Impedance, as represented by the symbol Z, is simply defined as the total opposition to alternating current (AC) in an electrical circuit. To take it one step further, impedance can be described as a form of AC resistance that depends on frequency and controls the flow of the audio signal.


Output Impedance

To understand the differences between output impedance and load impedance, we’ll first need to understand that microphone signals are AC voltages. Most low impedance microphones measure between 50 and 600 ohms, however more common output impedances tend to fall short of 200 ohms. The benefit of such low impedances allow for cable runs to extend further before signal degradation leads to a drop in quality.
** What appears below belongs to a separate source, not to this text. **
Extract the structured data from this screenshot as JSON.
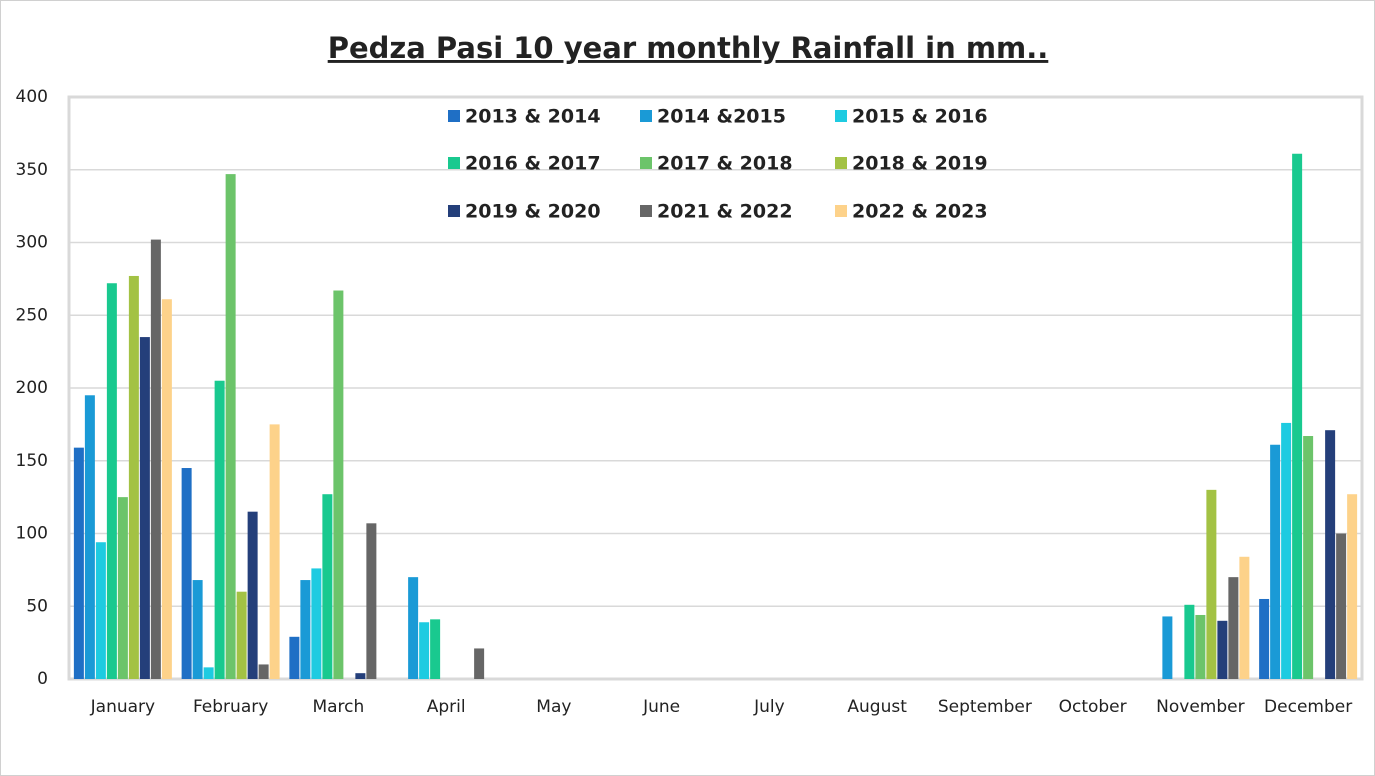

Typically, as cable runs extend further, the high frequencies are the first to experience attenuation or loss. Conversely, instruments that carry high output impedances (electric guitars) can experience a significant loss in sound quality after just 20-30 feet.


Load Impedance

In a signal chain, a load impedance can be defined as the input impedance necessary for the device following the microphone to operate at its highest standard. Ideally, the load impedance should be at least five times higher than the microphone’s output impedance in order to function optimally (ie: a microphone with an output impedance of 100 ohms should connect to a preamplifier with an input impedance of at least 500 ohms). The reason for this is because an output circuit needs to heavily drive a low impedance input. To avoid any sort of saturation or distortion, it’s in the best interest of the preamplifier to drive a light load.


In Closing

Ideally, you’ll want to make sure that your preamplifier has a higher input impedance than your microphone. If your preamplifier has a lower input impedance than your microphone, it’s likely that signal degradation will occur, resulting in a more limited frequency response. It’s not uncommon to lose high frequencies, low frequencies, or both in the event that the load impedance is less than optimal.

Fortunately, most of this is just tech jargon and it’s more than likely that just about any microphone you’ll use in a studio will have an output impedance that’s low enough to supply a proper load to the preamplifier. In the event that you find yourself using a preamplifier with adjustable input impedance, just crank it up all the way. You can do more harm than good stressing about the small details!